- Catalan name: Moviment Comunista d'Aragó
- Aragonese name: Movimiento Comunista d'Aragón
- Leader: Alícia Francisca Mas Arrondo Mercedes Gallizo
- Founded: 1976; 50 years ago
- Dissolved: 1991; 35 years ago
- Merged into: Liberazión
- Newspaper: Servir al Pueblo Aragón Obrero y Campesino
- Youth wing: Aragonese Revolutionary Youth
- Union affiliation: Comisiones Obreras
- Student wings: Comités de Estudiantes Revolucionarios de Zaragoza (University of Zaragoza) Comités de Estudiantes de Enseñanza Media
- Ideology: Communism Marxism-Leninism Aragonese nationalism Feminism Antimilitarism Until 1983: Maoism
- Political position: Far-left
- National affiliation: Communist Movement
- Town councillors in Aragón (1979-1983): 7 / 4,651

= Communist Movement of Aragon =

Communist Movement of Aragón (in Spanish: Movimiento Comunista de Aragón. MCA) was the federated political party of the Communist Movement (MC) in Aragón. The MCA was founded in 1976, as the continuation of the Communist Organization of Zaragoza

==Ideology==
Originally the MCA was a Maoist party, inspired by the Chinese Cultural Revolution, but over the years, specially after 1981–82, the organization gradually abandoned its previous ideologies (Orthodox Marxism, Leninism, Maoism) in favour of more heterodox forms of Marxism. The party was also supportive of the Feminist, Aragonese language, LGBT and Insurbordinate social movements.

==History==
The MCA was founded by the members of the Communist Organization of Zaragoza and the militants of the Communist Movement in Aragón in early 1976. At the time the party was illegal. The MCA decided to run for the Spanish elections of 1977, the first democratic ones since 1936. The party was illegal so it had to run as the Aragonese Autonomist Front, in a coalition with the Carlist Party of Aragón. The coalition was only present in the Province of Zaragoza, where they gained 4,906 votes, the 1.11% of the total, failing to win any seat.

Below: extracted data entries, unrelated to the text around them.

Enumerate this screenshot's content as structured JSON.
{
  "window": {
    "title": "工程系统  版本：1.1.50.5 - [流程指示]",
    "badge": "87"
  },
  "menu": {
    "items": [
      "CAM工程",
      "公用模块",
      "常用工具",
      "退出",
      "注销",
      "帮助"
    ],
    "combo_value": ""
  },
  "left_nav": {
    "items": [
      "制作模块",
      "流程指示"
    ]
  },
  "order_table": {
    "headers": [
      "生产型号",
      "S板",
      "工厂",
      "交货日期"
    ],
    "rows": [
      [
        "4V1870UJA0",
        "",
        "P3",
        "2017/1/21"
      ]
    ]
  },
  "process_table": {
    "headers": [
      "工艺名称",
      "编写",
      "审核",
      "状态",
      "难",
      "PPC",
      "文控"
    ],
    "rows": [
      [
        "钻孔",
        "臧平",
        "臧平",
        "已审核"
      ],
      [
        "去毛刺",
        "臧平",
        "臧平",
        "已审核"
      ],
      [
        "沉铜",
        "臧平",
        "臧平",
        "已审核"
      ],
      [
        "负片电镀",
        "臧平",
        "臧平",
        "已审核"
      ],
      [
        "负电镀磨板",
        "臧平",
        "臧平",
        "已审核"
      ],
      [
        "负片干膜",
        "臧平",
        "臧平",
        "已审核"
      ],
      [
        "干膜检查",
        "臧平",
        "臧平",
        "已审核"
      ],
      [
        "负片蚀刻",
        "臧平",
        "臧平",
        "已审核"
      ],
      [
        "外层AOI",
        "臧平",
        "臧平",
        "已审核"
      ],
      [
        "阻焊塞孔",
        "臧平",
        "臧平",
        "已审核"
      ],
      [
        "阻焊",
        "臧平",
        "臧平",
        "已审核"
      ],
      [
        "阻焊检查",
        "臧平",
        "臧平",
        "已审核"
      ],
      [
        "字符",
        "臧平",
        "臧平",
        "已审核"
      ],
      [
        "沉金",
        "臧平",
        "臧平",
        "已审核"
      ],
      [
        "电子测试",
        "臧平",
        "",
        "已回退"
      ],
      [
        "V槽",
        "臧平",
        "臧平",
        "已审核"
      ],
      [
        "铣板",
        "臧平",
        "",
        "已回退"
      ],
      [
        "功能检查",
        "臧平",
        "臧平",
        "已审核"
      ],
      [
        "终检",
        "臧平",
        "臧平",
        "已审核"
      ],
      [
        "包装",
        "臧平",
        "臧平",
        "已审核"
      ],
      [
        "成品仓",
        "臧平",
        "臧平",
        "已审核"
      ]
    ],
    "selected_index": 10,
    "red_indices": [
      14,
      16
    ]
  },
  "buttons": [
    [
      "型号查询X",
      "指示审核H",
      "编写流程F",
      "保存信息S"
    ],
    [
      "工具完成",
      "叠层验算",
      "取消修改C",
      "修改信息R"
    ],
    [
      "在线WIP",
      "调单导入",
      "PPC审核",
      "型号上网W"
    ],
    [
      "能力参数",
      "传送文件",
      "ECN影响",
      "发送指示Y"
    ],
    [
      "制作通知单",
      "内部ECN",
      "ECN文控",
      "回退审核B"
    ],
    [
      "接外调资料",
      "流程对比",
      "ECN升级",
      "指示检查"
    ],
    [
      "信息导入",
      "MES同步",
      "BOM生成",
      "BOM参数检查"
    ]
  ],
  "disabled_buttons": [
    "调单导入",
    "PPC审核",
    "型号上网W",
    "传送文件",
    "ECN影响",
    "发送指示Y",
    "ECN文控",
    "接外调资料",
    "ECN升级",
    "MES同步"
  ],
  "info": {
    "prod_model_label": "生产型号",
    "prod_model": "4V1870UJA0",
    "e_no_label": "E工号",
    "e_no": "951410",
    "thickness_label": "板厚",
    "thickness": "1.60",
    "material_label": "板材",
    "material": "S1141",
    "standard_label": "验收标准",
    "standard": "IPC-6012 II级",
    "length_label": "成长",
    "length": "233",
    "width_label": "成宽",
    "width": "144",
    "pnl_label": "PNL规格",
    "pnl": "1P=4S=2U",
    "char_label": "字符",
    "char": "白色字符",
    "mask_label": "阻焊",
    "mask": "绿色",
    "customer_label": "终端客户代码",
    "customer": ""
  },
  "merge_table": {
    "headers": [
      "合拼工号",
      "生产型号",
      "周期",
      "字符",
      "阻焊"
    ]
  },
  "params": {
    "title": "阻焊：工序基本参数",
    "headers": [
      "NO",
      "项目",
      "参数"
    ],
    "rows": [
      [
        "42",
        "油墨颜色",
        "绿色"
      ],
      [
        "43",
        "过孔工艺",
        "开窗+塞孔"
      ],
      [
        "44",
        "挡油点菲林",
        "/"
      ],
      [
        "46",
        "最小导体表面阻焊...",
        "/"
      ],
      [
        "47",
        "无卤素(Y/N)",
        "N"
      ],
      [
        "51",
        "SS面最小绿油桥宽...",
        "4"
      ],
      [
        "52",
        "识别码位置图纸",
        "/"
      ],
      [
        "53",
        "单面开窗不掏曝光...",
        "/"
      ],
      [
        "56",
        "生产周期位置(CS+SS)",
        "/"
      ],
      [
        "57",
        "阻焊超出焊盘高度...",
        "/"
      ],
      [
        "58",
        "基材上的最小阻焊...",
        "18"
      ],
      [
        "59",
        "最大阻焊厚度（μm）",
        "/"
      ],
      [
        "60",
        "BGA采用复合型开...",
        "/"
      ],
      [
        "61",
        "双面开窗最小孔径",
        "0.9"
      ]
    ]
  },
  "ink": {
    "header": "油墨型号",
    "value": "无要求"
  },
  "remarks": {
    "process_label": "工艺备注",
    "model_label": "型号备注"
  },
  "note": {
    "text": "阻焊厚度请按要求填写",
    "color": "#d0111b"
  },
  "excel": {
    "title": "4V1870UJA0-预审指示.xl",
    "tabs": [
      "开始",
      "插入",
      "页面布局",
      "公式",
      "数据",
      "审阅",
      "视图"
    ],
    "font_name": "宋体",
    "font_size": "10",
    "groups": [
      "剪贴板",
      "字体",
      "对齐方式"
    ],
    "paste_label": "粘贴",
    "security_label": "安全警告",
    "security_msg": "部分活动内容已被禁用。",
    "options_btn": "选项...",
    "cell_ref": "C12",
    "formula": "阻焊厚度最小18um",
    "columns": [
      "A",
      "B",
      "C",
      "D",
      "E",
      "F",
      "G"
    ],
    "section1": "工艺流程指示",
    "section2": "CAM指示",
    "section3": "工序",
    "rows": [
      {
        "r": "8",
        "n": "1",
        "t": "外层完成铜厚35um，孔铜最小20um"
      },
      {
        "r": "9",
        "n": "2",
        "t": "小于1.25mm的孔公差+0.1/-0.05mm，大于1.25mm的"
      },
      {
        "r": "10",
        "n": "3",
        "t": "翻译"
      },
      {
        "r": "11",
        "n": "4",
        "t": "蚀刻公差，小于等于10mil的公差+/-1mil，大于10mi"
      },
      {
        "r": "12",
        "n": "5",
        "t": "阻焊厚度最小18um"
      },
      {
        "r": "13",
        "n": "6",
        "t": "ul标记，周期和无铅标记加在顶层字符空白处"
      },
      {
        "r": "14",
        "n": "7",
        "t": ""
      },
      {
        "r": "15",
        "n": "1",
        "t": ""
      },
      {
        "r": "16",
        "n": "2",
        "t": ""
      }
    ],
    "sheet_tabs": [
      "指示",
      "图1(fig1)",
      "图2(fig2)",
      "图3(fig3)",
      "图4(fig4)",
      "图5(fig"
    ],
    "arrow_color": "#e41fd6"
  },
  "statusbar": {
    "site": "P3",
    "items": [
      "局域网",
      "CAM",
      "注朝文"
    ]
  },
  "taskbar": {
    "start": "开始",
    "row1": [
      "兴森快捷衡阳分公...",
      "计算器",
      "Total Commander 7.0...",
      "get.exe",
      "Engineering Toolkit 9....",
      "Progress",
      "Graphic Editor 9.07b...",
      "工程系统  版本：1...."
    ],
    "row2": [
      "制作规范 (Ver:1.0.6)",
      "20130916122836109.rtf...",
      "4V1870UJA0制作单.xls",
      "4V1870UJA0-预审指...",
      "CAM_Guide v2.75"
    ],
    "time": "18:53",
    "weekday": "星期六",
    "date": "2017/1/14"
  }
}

The MCA campaigned against the 1978 Spanish Constitution. The party was finally legalized the same year. In 1979 the Organization of the Communist Left of Asturias joined the MCA.

===Liberazión===
In 1991, after several years of collaboration, the MCA and the LCR decided to merge, resulting in Lliberación. In 1993 the members of the LCR left Liberazión.